La pulquería –surgida en La Colonia y que sobrevivió en la urbe independiente, reformista, imperial, revolucionaria, posrevolucionaria, moderna y posmoderna–se resiste a la extinción, a pesar de los grandes cambios sociales, económicos, políticos, ideológicos y morales que ha sufrido la capital mexicana, aseguró el maestro Armando Alonso Navarrete.
Señaló que este sitio sigue siendo un escenario importante en el devenir histórico de la metrópoli y en la construcción de la vida social de sus habitantes.
En diferentes momentos históricos hubo intentos de grupos de interés económico o político que arremetieron contra esa industria, argumentando problemas de salud pública, por el aumento en la ingesta de alcohol en la población, en especial entre las clases con menos recursos, lo que significaba un obstáculo para el desarrollo nacional.
Esto derivó en cambios ideológicos que arrastararon a la debacle a la actividad, haste que cayó casi en el olvido por las campañas en su contra, que comenzaron durante el gobierno de Porfirio Díaz, considerando las pulquerías como centros de vicio donde las personas acudían a embrutecerse y gastar sus salarios y energías improductivamente.
«Desde la época prehispánica, en el México central la producción y la distribución de esta bebida alcohólica estaban vinculadas a la economía y la subsistencia, y su consumo era considerado un hábito común que formaba parte de la dieta básica», relató el docente del Departamento de Medio Ambiente para el Diseño durante la primera conferencia del Seminario Café de la Ciudad en la Unidad Azcapotzalco de la UAM.
El pulque y otros derivados del maguey eran esenciales en la práctica comercial, sobre todo en la región central del país, donde se da el mejor por el tipo de suelo y clima.

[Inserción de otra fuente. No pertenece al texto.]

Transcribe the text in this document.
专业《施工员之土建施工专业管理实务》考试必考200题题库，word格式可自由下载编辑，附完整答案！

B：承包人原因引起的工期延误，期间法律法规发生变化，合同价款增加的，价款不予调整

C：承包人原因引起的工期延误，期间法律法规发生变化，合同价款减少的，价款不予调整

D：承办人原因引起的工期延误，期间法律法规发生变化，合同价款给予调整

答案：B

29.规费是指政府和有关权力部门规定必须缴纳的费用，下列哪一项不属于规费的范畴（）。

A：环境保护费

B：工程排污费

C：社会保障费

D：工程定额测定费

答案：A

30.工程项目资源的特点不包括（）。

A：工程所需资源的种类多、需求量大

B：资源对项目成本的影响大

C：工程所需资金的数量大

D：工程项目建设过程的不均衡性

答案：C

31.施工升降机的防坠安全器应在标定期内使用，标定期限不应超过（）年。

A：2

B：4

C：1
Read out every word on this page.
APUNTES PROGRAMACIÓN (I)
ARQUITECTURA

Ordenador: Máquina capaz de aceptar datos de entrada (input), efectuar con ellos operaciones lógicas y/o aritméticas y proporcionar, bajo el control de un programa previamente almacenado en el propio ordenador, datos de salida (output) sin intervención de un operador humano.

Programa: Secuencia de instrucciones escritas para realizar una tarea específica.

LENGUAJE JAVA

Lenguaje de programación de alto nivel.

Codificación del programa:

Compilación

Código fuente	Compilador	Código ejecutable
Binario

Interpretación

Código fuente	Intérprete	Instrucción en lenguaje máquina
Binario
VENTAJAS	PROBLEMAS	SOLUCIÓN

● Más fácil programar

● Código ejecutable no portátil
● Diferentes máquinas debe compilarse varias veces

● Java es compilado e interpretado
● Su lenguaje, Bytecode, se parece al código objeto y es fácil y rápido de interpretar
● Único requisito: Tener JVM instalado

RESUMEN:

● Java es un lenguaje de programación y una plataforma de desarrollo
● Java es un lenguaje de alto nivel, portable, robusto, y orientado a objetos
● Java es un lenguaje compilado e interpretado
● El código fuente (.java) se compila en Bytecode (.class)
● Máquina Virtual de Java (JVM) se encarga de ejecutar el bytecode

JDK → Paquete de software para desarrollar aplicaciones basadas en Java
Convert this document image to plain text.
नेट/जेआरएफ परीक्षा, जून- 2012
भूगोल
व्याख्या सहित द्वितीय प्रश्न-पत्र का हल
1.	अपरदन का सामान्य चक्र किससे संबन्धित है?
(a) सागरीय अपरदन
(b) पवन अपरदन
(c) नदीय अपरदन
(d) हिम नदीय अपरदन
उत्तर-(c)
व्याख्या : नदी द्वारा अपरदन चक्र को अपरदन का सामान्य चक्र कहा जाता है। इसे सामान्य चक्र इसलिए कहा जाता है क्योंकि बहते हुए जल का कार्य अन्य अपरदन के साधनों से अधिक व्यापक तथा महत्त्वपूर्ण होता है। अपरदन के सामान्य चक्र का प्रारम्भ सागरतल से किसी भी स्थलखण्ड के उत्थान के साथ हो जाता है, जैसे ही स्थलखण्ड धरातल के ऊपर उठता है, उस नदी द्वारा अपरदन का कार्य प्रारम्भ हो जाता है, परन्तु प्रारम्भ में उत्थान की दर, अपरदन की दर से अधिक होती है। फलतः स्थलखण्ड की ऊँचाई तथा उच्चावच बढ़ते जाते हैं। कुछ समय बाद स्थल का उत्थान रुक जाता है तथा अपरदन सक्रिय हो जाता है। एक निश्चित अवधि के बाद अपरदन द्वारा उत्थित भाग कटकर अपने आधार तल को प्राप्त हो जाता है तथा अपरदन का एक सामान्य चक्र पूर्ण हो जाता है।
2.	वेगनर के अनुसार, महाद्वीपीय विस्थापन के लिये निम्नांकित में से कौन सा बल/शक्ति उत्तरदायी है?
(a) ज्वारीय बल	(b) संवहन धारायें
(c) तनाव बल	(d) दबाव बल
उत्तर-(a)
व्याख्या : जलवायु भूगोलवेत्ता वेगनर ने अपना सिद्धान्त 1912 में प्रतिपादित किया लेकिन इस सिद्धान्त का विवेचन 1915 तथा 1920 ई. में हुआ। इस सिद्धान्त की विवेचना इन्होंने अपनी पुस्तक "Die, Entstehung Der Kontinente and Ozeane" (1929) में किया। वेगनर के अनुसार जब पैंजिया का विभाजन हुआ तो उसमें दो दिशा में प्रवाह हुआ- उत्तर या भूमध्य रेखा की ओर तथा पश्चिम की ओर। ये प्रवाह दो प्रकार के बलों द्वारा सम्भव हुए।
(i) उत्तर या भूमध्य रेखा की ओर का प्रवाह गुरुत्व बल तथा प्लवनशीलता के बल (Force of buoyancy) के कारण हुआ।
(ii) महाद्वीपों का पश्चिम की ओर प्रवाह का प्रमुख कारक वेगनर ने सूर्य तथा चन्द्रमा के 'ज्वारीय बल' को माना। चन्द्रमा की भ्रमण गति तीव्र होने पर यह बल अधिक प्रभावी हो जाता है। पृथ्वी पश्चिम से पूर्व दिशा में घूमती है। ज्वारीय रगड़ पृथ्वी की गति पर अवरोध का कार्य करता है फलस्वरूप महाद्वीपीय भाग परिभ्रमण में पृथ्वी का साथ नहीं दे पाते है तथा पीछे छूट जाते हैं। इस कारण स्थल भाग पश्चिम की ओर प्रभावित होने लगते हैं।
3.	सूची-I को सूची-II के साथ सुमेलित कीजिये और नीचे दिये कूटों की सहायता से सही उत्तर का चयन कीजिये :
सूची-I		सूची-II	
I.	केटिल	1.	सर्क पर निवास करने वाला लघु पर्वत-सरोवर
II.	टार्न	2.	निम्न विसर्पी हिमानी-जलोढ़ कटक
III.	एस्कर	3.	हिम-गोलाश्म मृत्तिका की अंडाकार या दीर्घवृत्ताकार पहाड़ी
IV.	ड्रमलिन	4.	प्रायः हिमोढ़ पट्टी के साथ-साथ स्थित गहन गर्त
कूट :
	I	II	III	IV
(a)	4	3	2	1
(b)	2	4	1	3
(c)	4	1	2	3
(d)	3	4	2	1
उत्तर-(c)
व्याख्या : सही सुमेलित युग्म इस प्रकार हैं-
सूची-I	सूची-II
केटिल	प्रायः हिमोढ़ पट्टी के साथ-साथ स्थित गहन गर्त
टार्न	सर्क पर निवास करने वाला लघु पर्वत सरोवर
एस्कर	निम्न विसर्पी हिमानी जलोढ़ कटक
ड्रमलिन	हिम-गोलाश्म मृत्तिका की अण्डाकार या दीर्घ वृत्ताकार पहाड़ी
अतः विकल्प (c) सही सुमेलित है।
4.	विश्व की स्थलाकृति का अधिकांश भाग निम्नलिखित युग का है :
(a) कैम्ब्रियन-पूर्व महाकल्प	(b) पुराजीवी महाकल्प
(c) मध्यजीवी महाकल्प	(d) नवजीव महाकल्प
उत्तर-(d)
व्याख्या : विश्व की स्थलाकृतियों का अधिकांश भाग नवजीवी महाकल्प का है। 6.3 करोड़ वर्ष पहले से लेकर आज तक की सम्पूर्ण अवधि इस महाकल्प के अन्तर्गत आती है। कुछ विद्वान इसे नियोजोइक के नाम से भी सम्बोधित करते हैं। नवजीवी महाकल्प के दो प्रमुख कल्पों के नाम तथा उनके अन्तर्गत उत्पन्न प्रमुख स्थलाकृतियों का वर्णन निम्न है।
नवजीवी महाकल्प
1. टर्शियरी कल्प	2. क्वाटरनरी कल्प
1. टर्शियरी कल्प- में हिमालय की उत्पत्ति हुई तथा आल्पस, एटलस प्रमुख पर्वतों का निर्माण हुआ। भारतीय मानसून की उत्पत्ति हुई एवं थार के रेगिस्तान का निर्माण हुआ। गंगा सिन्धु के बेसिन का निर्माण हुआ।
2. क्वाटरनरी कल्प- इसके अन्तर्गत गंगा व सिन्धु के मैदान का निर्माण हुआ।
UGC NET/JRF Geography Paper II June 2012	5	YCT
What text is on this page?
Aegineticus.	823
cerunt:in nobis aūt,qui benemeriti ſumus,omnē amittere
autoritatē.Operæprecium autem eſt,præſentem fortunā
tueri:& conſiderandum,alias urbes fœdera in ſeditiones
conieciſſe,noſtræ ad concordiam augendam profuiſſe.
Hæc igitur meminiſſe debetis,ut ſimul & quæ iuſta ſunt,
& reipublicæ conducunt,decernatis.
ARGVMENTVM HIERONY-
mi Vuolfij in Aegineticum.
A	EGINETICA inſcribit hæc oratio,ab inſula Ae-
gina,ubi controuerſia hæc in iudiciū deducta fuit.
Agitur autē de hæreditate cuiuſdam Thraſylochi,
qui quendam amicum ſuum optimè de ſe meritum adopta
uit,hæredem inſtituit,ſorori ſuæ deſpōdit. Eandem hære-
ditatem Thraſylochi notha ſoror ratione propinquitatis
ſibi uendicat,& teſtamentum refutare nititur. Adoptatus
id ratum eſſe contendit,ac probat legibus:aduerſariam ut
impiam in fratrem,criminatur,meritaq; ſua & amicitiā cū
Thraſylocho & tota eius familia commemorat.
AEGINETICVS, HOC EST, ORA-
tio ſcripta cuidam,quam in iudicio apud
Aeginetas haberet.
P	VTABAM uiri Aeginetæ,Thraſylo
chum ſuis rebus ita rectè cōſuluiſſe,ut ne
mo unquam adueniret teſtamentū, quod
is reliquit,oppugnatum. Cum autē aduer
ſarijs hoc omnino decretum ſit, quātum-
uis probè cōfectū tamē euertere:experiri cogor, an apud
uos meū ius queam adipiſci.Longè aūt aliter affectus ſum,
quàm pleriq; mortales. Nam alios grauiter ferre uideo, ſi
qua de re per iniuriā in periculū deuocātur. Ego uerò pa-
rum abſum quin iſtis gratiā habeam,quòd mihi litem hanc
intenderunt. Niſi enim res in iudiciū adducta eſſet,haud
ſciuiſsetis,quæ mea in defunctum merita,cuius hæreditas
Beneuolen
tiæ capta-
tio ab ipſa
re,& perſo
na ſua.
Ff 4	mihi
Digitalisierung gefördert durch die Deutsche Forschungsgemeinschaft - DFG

Diversas fuentes documentales, gráficas y testimoniales dan cuenta de los modos de distribución y la importancia que revestía en la alimentación.
En el periodo colonial empezaron a establecerse los primeros jacalones en áreas centrales y periféricas de la capital debido al aumento en el consumo de este licor, así como por la necesidad de organizar y controlar geográficamente a los bebedores de este aguamiel fermentado y los sitios de venta.
Las primeras ordenanzas que regularon estos expendios se dieron en 1671 y a partir de entonces las autoridades gubernamentales se ocuparon de controlar las actividades comerciales, sanitarias y de orden público relacionadas con la operación de estos lugares debido al valor que tenían para los ingresos tributarios de la urbe.
El interés cultural, científico y económico por el maguey y sus derivados, en especial el pulque, se manifestó desde antes de la llegada de Maximiliano a México y en el Segundo Imperio se llevaron a cabo diversas acciones para mejorar su sistema productivo, en particular con miras a optimizar los procesos de cultivo, elaboración, transportación y venta al menudeo.
Personajes influyentes y familias acaudaladas, conocidos como la aristocracia pulquera, amasaron y acrecentaron fortunas, entre ellos Ignacio Torres Adalid y Patricio Sanz; al aumentar y perfeccionar el suministro de esta bebida en la capital del país, en forma paulatina se fue ampliando la red de distribución y comercio, y con ello aumentó el número de tinacales, toreos y expendios en la urbe y las poblaciones aledañas.
Estos espacios albergaban diversos elementos característicos propios, como el altar a la virgen de Guadalupe o a cualquier otro santo patrono, con sanitarios y mingitorios casi a la vista de todos, una ventanita o departamento para mujeres, la canaleta o escupidera, el tocadiscos o rockola, letreros, refranes y odas estampados en las paredes de colores vibrantes y, por supuesto, el nombre del establecimiento –de genialidad folklórica muchas veces– en una fachada señalizada a mano por rotulistas de antaño.